On this page, we dive into the options provided by different databases. In the following cell, both ClickHouse and Postgres are started.
docker run -d --rm\
--name lag_lead_pg\
-e POSTGRES_PASSWORD=postgres\
postgres:15.4 &> /dev/null
docker run --rm -d \
--name lag_lead_click \
clickhouse/clickhouse-server &> /dev/null
sleep 5
Note: Don’t forget to stop the container afterward.

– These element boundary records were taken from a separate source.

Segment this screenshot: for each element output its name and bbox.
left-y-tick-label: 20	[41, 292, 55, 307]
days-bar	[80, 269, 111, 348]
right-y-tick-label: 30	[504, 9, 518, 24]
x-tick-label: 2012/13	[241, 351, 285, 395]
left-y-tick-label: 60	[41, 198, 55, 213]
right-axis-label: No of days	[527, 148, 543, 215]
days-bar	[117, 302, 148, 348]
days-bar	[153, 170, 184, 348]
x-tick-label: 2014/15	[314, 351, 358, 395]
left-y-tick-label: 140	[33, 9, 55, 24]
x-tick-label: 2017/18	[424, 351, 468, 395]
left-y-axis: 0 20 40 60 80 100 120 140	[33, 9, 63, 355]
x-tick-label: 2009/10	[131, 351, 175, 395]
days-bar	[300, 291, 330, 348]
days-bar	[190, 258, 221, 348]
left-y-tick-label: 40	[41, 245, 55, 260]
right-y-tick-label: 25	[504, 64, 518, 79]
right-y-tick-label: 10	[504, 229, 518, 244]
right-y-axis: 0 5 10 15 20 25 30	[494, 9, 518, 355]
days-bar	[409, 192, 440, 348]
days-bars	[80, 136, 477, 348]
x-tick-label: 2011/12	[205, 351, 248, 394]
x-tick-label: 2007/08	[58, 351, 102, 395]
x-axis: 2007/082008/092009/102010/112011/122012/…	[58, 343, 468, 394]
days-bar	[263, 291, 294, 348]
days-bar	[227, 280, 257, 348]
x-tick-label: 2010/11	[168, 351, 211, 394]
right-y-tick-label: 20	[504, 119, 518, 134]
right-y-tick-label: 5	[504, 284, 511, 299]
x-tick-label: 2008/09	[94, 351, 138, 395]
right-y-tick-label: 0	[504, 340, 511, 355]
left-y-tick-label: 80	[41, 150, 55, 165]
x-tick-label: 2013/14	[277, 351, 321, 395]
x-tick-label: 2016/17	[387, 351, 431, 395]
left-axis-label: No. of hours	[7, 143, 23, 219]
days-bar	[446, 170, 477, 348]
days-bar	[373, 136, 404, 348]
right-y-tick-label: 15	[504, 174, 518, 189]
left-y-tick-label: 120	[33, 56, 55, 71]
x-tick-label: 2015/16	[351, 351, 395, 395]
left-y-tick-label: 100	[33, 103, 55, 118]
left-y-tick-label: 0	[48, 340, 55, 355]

docker stop lag_lead_pg lag_lead_click
lag_lead_pg
lag_lead_click
Partition by#
If you include a PARTITION BY
clause with the LAG
window function, it will define groups of values within which the shifting operation will take place.

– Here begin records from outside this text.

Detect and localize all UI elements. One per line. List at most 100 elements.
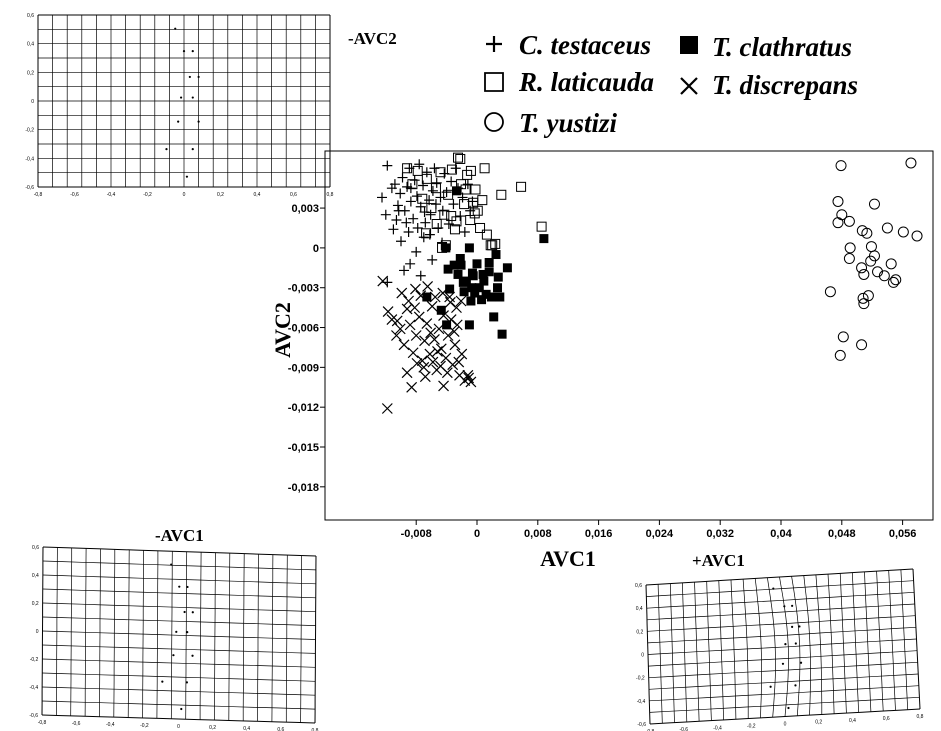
x-tick-label: 0,024 (646, 528, 674, 540)
landmark-dot (185, 175, 189, 178)
landmark-dot (794, 642, 797, 645)
point-t-discrepans (413, 311, 425, 323)
grid-label-pos-avc1: +AVC1 (692, 551, 745, 570)
grid-col-line (242, 553, 245, 721)
point-t-yustizi (844, 242, 856, 254)
x-tick-label: 0,032 (706, 528, 734, 540)
x-tick-label: 0,056 (889, 528, 917, 540)
grid-x-tick-label: 0,6 (277, 727, 284, 731)
point-t-yustizi (835, 160, 847, 172)
grid-y-tick-label: 0,6 (635, 583, 642, 589)
point-r-laticauda (431, 219, 442, 230)
point-t-discrepans (456, 348, 468, 360)
point-t-clathratus (449, 260, 459, 270)
grid-col-line (791, 576, 801, 716)
grid-row-line (649, 685, 919, 702)
point-t-discrepans (455, 295, 467, 307)
point-c-testaceus (425, 209, 436, 220)
landmark-dot (781, 662, 785, 665)
grid-row-line (42, 700, 316, 710)
grid-col-line (185, 551, 188, 720)
point-t-yustizi (832, 217, 844, 229)
legend-label: C. testaceus (519, 30, 651, 60)
point-c-testaceus (441, 187, 452, 198)
point-c-testaceus (448, 199, 459, 210)
grid-x-tick-label: 0 (177, 724, 180, 730)
point-c-testaceus (459, 226, 470, 237)
point-t-yustizi (856, 339, 868, 351)
y-tick-label: -0,009 (288, 362, 319, 374)
point-c-testaceus (419, 207, 430, 218)
point-r-laticauda (430, 183, 441, 194)
landmark-dot (177, 120, 180, 123)
point-c-testaceus (393, 205, 404, 216)
point-t-discrepans (438, 310, 449, 322)
grid-row-line (42, 630, 316, 640)
point-c-testaceus (415, 270, 426, 281)
point-t-clathratus (455, 254, 465, 264)
grid-x-tick-label: -0,2 (143, 192, 152, 198)
point-t-discrepans (407, 347, 419, 359)
point-c-testaceus (412, 222, 423, 233)
point-t-discrepans (429, 334, 440, 345)
point-t-yustizi (832, 195, 844, 207)
point-t-clathratus (443, 264, 453, 274)
point-r-laticauda (516, 181, 527, 192)
point-r-laticauda (496, 189, 507, 200)
point-t-yustizi (868, 250, 880, 262)
grid-row-line (646, 603, 915, 621)
landmark-dot (191, 96, 194, 99)
point-t-clathratus (464, 243, 474, 253)
landmark-dot (186, 631, 189, 634)
grid-x-tick-label: 0,8 (327, 192, 334, 198)
point-c-testaceus (392, 200, 403, 211)
grid-col-line (827, 574, 835, 714)
landmark-dot (183, 610, 186, 614)
grid-label-neg-avc2: -AVC2 (348, 29, 397, 48)
point-t-discrepans (445, 314, 457, 325)
landmark-dot (191, 148, 194, 151)
landmark-dot (799, 661, 803, 664)
grid-col-line (888, 570, 896, 711)
grid-col-line (56, 547, 58, 716)
landmark-dot (191, 611, 194, 614)
grid-col-line (851, 572, 859, 713)
grid-col-line (839, 573, 847, 714)
point-r-laticauda (421, 228, 432, 239)
grid-col-line (767, 577, 776, 718)
point-t-discrepans (415, 290, 427, 302)
point-t-yustizi (897, 226, 909, 238)
point-c-testaceus (389, 179, 400, 190)
point-t-discrepans (377, 275, 389, 287)
point-r-laticauda (417, 193, 428, 204)
point-t-discrepans (411, 357, 423, 369)
point-t-discrepans (409, 302, 421, 314)
point-t-clathratus (445, 284, 455, 294)
legend-item-t-clathratus: T. clathratus (680, 32, 852, 62)
grid-x-tick-label: -0,4 (106, 722, 115, 728)
point-r-laticauda (412, 165, 423, 176)
point-t-discrepans (432, 346, 443, 357)
point-t-yustizi (887, 276, 899, 288)
point-r-laticauda (487, 240, 498, 251)
point-t-yustizi (834, 349, 846, 361)
legend-label: T. discrepans (712, 70, 858, 100)
grid-x-tick-label: 0,4 (254, 192, 261, 198)
grid-col-line (803, 575, 811, 716)
point-c-testaceus (391, 215, 402, 226)
landmark-dot (791, 625, 794, 629)
point-t-discrepans (410, 283, 421, 295)
point-t-yustizi (824, 286, 836, 298)
grid-y-tick-label: 0,4 (27, 42, 34, 48)
point-r-laticauda (462, 169, 473, 180)
point-t-clathratus (466, 296, 476, 306)
point-c-testaceus (431, 177, 442, 188)
grid-row-line (42, 658, 316, 668)
grid-col-line (815, 574, 823, 715)
point-t-clathratus (441, 243, 451, 253)
point-t-discrepans (448, 326, 460, 337)
grid-y-tick-label: -0,4 (25, 156, 34, 162)
point-r-laticauda (407, 179, 418, 190)
point-t-clathratus (470, 288, 480, 298)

This example demonstrates shifting the group
values within groups defined by group2
.
docker exec -i window_functions_pg psql -U postgres -d postgres << EOF
SELECT
"group", group2,
LAG("group") OVER (PARTITION BY group2)
FROM (
VALUES
(3, 'C', 'X'),
(3, 'C', 'Y'),
(1, 'C', 'X'),
(4, 'B', 'Y'),
(3, 'A', 'X'),
(1, 'D', 'Y')
) AS temp(some_value, "group", group2);
EOF
group | group2 | lag
-------+--------+-----
C | X |
C | X | C
A | X | C
C | Y |
B | Y | C
D | Y | B
(6 rows)
Clickhouse#
Clickhouse by default don’t have LEAD
/LAG
functions, but you can reproduce the effect by using syntax:
any(<column name>) OVER (ROWS BETWEEN <offset> PRECEDING AND <offset> PRECEDING)
forLAG
function.any(<column name>) OVER (ROWS BETWEEN <offset> FOLLOWING AND <offset> FOLLOWING)
forLEAD
function.
Here is an example of a LAG
shift with an offset of 1 and a LEAD
shift with an offset of 2.
docker exec lag_lead_click clickhouse-client -q "

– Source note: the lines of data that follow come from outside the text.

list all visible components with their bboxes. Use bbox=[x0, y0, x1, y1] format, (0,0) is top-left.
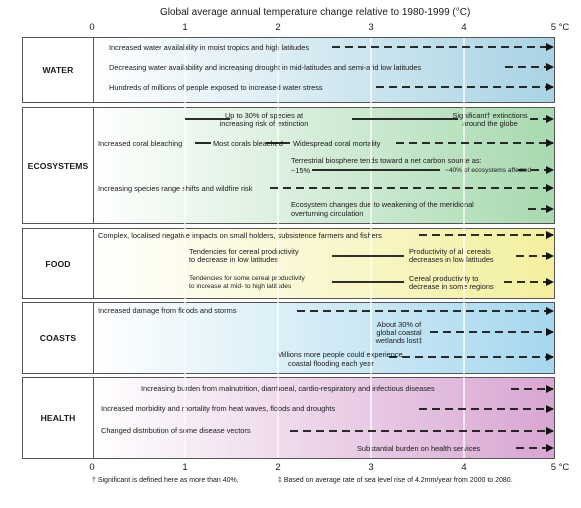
coasts-label: COASTS bbox=[23, 303, 94, 373]
eco-corals-bleached: Most corals bleached bbox=[213, 139, 283, 148]
top-tick-1: 1 bbox=[182, 22, 188, 33]
water-item-3: Hundreds of millions of people exposed t… bbox=[109, 83, 323, 92]
coasts-flooding-line2: coastal flooding each year bbox=[288, 359, 374, 368]
coasts-flooding-line1: Millions more people could experience bbox=[277, 350, 403, 359]
ecosystems-panel: ECOSYSTEMS Up to 30% of species at incre… bbox=[22, 107, 555, 224]
food-all-cereals-line1: Productivity of all cereals bbox=[409, 247, 491, 256]
health-panel-background bbox=[93, 378, 554, 458]
food-small-holders: Complex, localised negative impacts on s… bbox=[98, 231, 382, 240]
eco-coral-mortality: Widespread coral mortality bbox=[293, 139, 381, 148]
eco-coral-bleaching: Increased coral bleaching bbox=[98, 139, 183, 148]
chart-title: Global average annual temperature change… bbox=[160, 7, 471, 18]
food-regions-line1: Cereal productivity to bbox=[409, 274, 479, 283]
eco-species-risk-line2: increasing risk of extinction bbox=[219, 119, 309, 128]
bottom-tick-5: 5 °C bbox=[550, 462, 570, 473]
bottom-tick-0: 0 bbox=[89, 462, 95, 473]
food-cereal-increase-line2: to increase at mid- to high latitudes bbox=[189, 283, 292, 290]
health-services-burden: Substantial burden on health services bbox=[357, 444, 481, 453]
top-tick-3: 3 bbox=[368, 22, 374, 33]
eco-extinctions-line2: around the globe bbox=[462, 119, 518, 128]
food-label: FOOD bbox=[23, 229, 94, 298]
bottom-tick-3: 3 bbox=[368, 462, 374, 473]
coasts-wetlands-line2: global coastal bbox=[376, 328, 422, 337]
ecosystems-panel-background bbox=[93, 108, 554, 223]
eco-carbon-source: Terrestrial biosphere tends toward a net… bbox=[291, 156, 482, 165]
ecosystems-label: ECOSYSTEMS bbox=[23, 108, 94, 223]
water-panel-background bbox=[93, 38, 554, 102]
coasts-floods-storms: Increased damage from floods and storms bbox=[98, 306, 237, 315]
coasts-wetlands-line3: wetlands lost‡ bbox=[375, 336, 423, 345]
water-panel: WATER Increased water availability in mo… bbox=[22, 37, 555, 103]
eco-extinctions-line1: Significant† extinctions bbox=[452, 111, 528, 120]
bottom-tick-2: 2 bbox=[275, 462, 281, 473]
footnote-sea-level: ‡ Based on average rate of sea level ris… bbox=[278, 477, 513, 484]
health-disease-vectors: Changed distribution of some disease vec… bbox=[101, 426, 251, 435]
top-tick-2: 2 bbox=[275, 22, 281, 33]
eco-species-risk-line1: Up to 30% of species at bbox=[224, 111, 304, 120]
water-label: WATER bbox=[23, 38, 94, 102]
eco-moc-line2: overturning circulation bbox=[291, 209, 364, 218]
health-label: HEALTH bbox=[23, 378, 94, 458]
eco-range-shifts: Increasing species range shifts and wild… bbox=[98, 184, 253, 193]
eco-carbon-40: ~40% of ecosystems affected bbox=[445, 167, 532, 174]
bottom-tick-1: 1 bbox=[182, 462, 188, 473]
eco-carbon-15: ~15% bbox=[291, 166, 311, 175]
health-heat-waves: Increased morbidity and mortality from h… bbox=[101, 404, 336, 413]
top-tick-0: 0 bbox=[89, 22, 95, 33]
food-panel: FOOD Complex, localised negative impacts… bbox=[22, 228, 555, 299]
food-cereal-decrease-line1: Tendencies for cereal productivity bbox=[189, 247, 299, 256]
bottom-tick-4: 4 bbox=[461, 462, 467, 473]
food-cereal-decrease-line2: to decrease in low latitudes bbox=[189, 255, 279, 264]
eco-moc-line1: Ecosystem changes due to weakening of th… bbox=[291, 200, 474, 209]
top-tick-4: 4 bbox=[461, 22, 467, 33]
food-cereal-increase-line1: Tendencies for some cereal productivity bbox=[189, 275, 305, 282]
water-item-1: Increased water availability in moist tr… bbox=[109, 43, 310, 52]
health-burden-diseases: Increasing burden from malnutrition, dia… bbox=[141, 384, 435, 393]
coasts-panel: COASTS Increased damage from floods and … bbox=[22, 302, 555, 374]
food-regions-line2: decrease in some regions bbox=[409, 282, 494, 291]
coasts-wetlands-line1: About 30% of bbox=[376, 320, 422, 329]
food-all-cereals-line2: decreases in low latitudes bbox=[409, 255, 494, 264]
health-panel: HEALTH Increasing burden from malnutriti… bbox=[22, 377, 555, 459]
food-panel-background bbox=[93, 229, 554, 298]
top-tick-5: 5 °C bbox=[550, 22, 570, 33]
footnote-significant: † Significant is defined here as more th… bbox=[92, 477, 239, 484]
water-item-2: Decreasing water availability and increa… bbox=[109, 63, 422, 72]
coasts-panel-background bbox=[93, 303, 554, 373]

CREATE TEMPORARY TABLE temp (original_column Int32) ENGINE = Memory;
INSERT INTO temp VALUES
(4), (3), (3), (1), (3), (3), (3), (5), (5), (1);
SELECT
original_column,
any(original_column) OVER (
ROWS BETWEEN 1 PRECEDING AND 1 PRECEDING
) AS lag_value,
any(original_column) OVER (
ROWS BETWEEN 2 FOLLOWING AND 2 FOLLOWING
) AS lead_value
FROM temp
FORMAT Pretty;
"
┏━━━━━━━━━━━━━━━━━┳━━━━━━━━━━━┳━━━━━━━━━━━━┓
┃ original_column ┃ lag_value ┃ lead_value ┃
┡━━━━━━━━━━━━━━━━━╇━━━━━━━━━━━╇━━━━━━━━━━━━┩
1. │ 4 │ 0 │ 3 │
├─────────────────┼───────────┼────────────┤
2. │ 3 │ 4 │ 1 │
├─────────────────┼───────────┼────────────┤
3. │ 3 │ 3 │ 3 │
├─────────────────┼───────────┼────────────┤
4. │ 1 │ 3 │ 3 │
├─────────────────┼───────────┼────────────┤
5. │ 3 │ 1 │ 3 │
├─────────────────┼───────────┼────────────┤
6. │ 3 │ 3 │ 5 │
├─────────────────┼───────────┼────────────┤
7. │ 3 │ 3 │ 5 │
├─────────────────┼───────────┼────────────┤
8. │ 5 │ 3 │ 1 │
├─────────────────┼───────────┼────────────┤
9. │ 5 │ 5 │ 0 │
├─────────────────┼───────────┼────────────┤
10. │ 1 │ 5 │ 0 │
└─────────────────┴───────────┴────────────┘
Note: Instead of empty values, records without previous or next values are replaced with zeros—this is quite typical for ClickHouse.